Explicit Confirmation Checklist
- Workflow timeout-minutes locations identified ✓ Found timeout-minutes entries in .github/workflows (e.g., .github/workflows/e2e-tests-split.yml, .github/workflows/docker-build.yml, .github/workflows/docs.yml, .github/workflows/security-weekly-rebuild.yml).
- Job cancellation evidence searched ✓ Searched /tmp/job-63106399789-logs.zip for "Job canceled", "cancelled", and "runner lost"; no matches found.
- OOM/kill signals searched ✓ Searched /tmp/job-63106399789-logs.zip for "Killed", "OOM", "oom_reaper", and "Out of memory"; no matches found.

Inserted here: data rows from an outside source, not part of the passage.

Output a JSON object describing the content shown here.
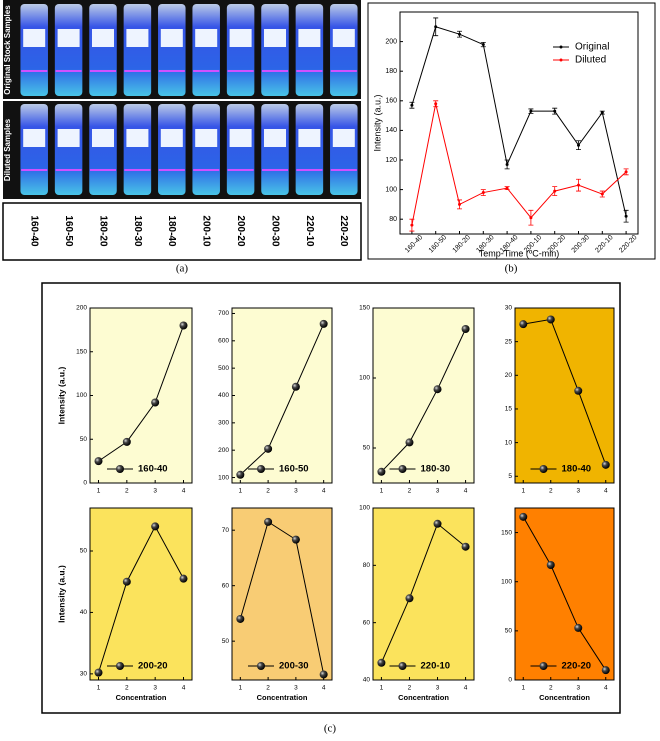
{
  "photo": {
    "row_labels": [
      "Original Stock Samples",
      "Diluted Samples"
    ],
    "categories": [
      "160-40",
      "160-50",
      "180-20",
      "180-30",
      "180-40",
      "200-10",
      "200-20",
      "200-30",
      "220-10",
      "220-20"
    ]
  },
  "captions": [
    "(a)",
    "(b)",
    "(c)"
  ],
  "chart_data": [
    {
      "type": "line",
      "categories": [
        "160-40",
        "160-50",
        "180-20",
        "180-30",
        "180-40",
        "200-10",
        "200-20",
        "200-30",
        "220-10",
        "220-20"
      ],
      "series": [
        {
          "name": "Original",
          "color": "#000000",
          "values": [
            157,
            210,
            205,
            198,
            117,
            153,
            153,
            130,
            152,
            82
          ],
          "errors": [
            2,
            6,
            2,
            1.5,
            3,
            1.5,
            2,
            3,
            1,
            4
          ]
        },
        {
          "name": "Diluted",
          "color": "#ff0000",
          "values": [
            76,
            158,
            90,
            98,
            101,
            81,
            99,
            103,
            97,
            112
          ],
          "errors": [
            4,
            2,
            3,
            2,
            1,
            5,
            3,
            4,
            2,
            2
          ]
        }
      ],
      "ylim": [
        70,
        220
      ],
      "yticks": [
        80,
        100,
        120,
        140,
        160,
        180,
        200
      ],
      "y_label": "Intensity (a.u.)",
      "x_label": "Temp-Time (ºC-min)",
      "legend": "upper right"
    },
    {
      "type": "line",
      "x": [
        1,
        2,
        3,
        4
      ],
      "xlim": [
        0.7,
        4.3
      ],
      "xticks": [
        1,
        2,
        3,
        4
      ],
      "background": "#fdfcd2",
      "ylim": [
        0,
        200
      ],
      "yticks": [
        0,
        50,
        100,
        150,
        200
      ],
      "y_label": "Intensity (a.u.)",
      "series": [
        {
          "name": "160-40",
          "color": "#000000",
          "values": [
            25,
            47,
            92,
            180
          ]
        }
      ]
    },
    {
      "type": "line",
      "x": [
        1,
        2,
        3,
        4
      ],
      "xlim": [
        0.7,
        4.3
      ],
      "xticks": [
        1,
        2,
        3,
        4
      ],
      "background": "#fdfcd2",
      "ylim": [
        80,
        720
      ],
      "yticks": [
        100,
        200,
        300,
        400,
        500,
        600,
        700
      ],
      "series": [
        {
          "name": "160-50",
          "color": "#000000",
          "values": [
            110,
            205,
            432,
            662
          ]
        }
      ]
    },
    {
      "type": "line",
      "x": [
        1,
        2,
        3,
        4
      ],
      "xlim": [
        0.7,
        4.3
      ],
      "xticks": [
        1,
        2,
        3,
        4
      ],
      "background": "#fdfcd2",
      "ylim": [
        25,
        150
      ],
      "yticks": [
        50,
        100,
        150
      ],
      "series": [
        {
          "name": "180-30",
          "color": "#000000",
          "values": [
            33,
            54,
            92,
            135
          ]
        }
      ]
    },
    {
      "type": "line",
      "x": [
        1,
        2,
        3,
        4
      ],
      "xlim": [
        0.7,
        4.3
      ],
      "xticks": [
        1,
        2,
        3,
        4
      ],
      "background": "#f0b400",
      "ylim": [
        4,
        30
      ],
      "yticks": [
        5,
        10,
        15,
        20,
        25,
        30
      ],
      "series": [
        {
          "name": "180-40",
          "color": "#000000",
          "values": [
            27.6,
            28.3,
            17.7,
            6.7
          ]
        }
      ]
    },
    {
      "type": "line",
      "x": [
        1,
        2,
        3,
        4
      ],
      "xlim": [
        0.7,
        4.3
      ],
      "xticks": [
        1,
        2,
        3,
        4
      ],
      "background": "#fbe35c",
      "ylim": [
        29,
        57
      ],
      "yticks": [
        30,
        40,
        50
      ],
      "y_label": "Intensity (a.u.)",
      "x_label": "Concentration",
      "series": [
        {
          "name": "200-20",
          "color": "#000000",
          "values": [
            30.2,
            45,
            54,
            45.5
          ]
        }
      ]
    },
    {
      "type": "line",
      "x": [
        1,
        2,
        3,
        4
      ],
      "xlim": [
        0.7,
        4.3
      ],
      "xticks": [
        1,
        2,
        3,
        4
      ],
      "background": "#f8cc74",
      "ylim": [
        43,
        74
      ],
      "yticks": [
        50,
        60,
        70
      ],
      "x_label": "Concentration",
      "series": [
        {
          "name": "200-30",
          "color": "#000000",
          "values": [
            54,
            71.5,
            68.3,
            44
          ]
        }
      ]
    },
    {
      "type": "line",
      "x": [
        1,
        2,
        3,
        4
      ],
      "xlim": [
        0.7,
        4.3
      ],
      "xticks": [
        1,
        2,
        3,
        4
      ],
      "background": "#fbe35c",
      "ylim": [
        40,
        100
      ],
      "yticks": [
        40,
        60,
        80,
        100
      ],
      "x_label": "Concentration",
      "series": [
        {
          "name": "220-10",
          "color": "#000000",
          "values": [
            46,
            68.5,
            94.5,
            86.5
          ]
        }
      ]
    },
    {
      "type": "line",
      "x": [
        1,
        2,
        3,
        4
      ],
      "xlim": [
        0.7,
        4.3
      ],
      "xticks": [
        1,
        2,
        3,
        4
      ],
      "background": "#ff8000",
      "ylim": [
        0,
        175
      ],
      "yticks": [
        0,
        50,
        100,
        150
      ],
      "x_label": "Concentration",
      "series": [
        {
          "name": "220-20",
          "color": "#000000",
          "values": [
            166,
            117,
            53,
            10
          ]
        }
      ]
    }
  ]
}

- Runner type confirmed (hosted vs self-hosted) ✓ E2E workflow runs on GitHub-hosted runners via runs-on: ubuntu-latest (see .github/workflows/e2e-tests-split.yml).
- Emergency server port config validated ✓ Port 2020 is configured in Playwright CI compose with host mapping and bind (see .docker/compose/docker-compose.playwright-ci.yml and .docker/compose/docker-compose.playwright-ci.yml).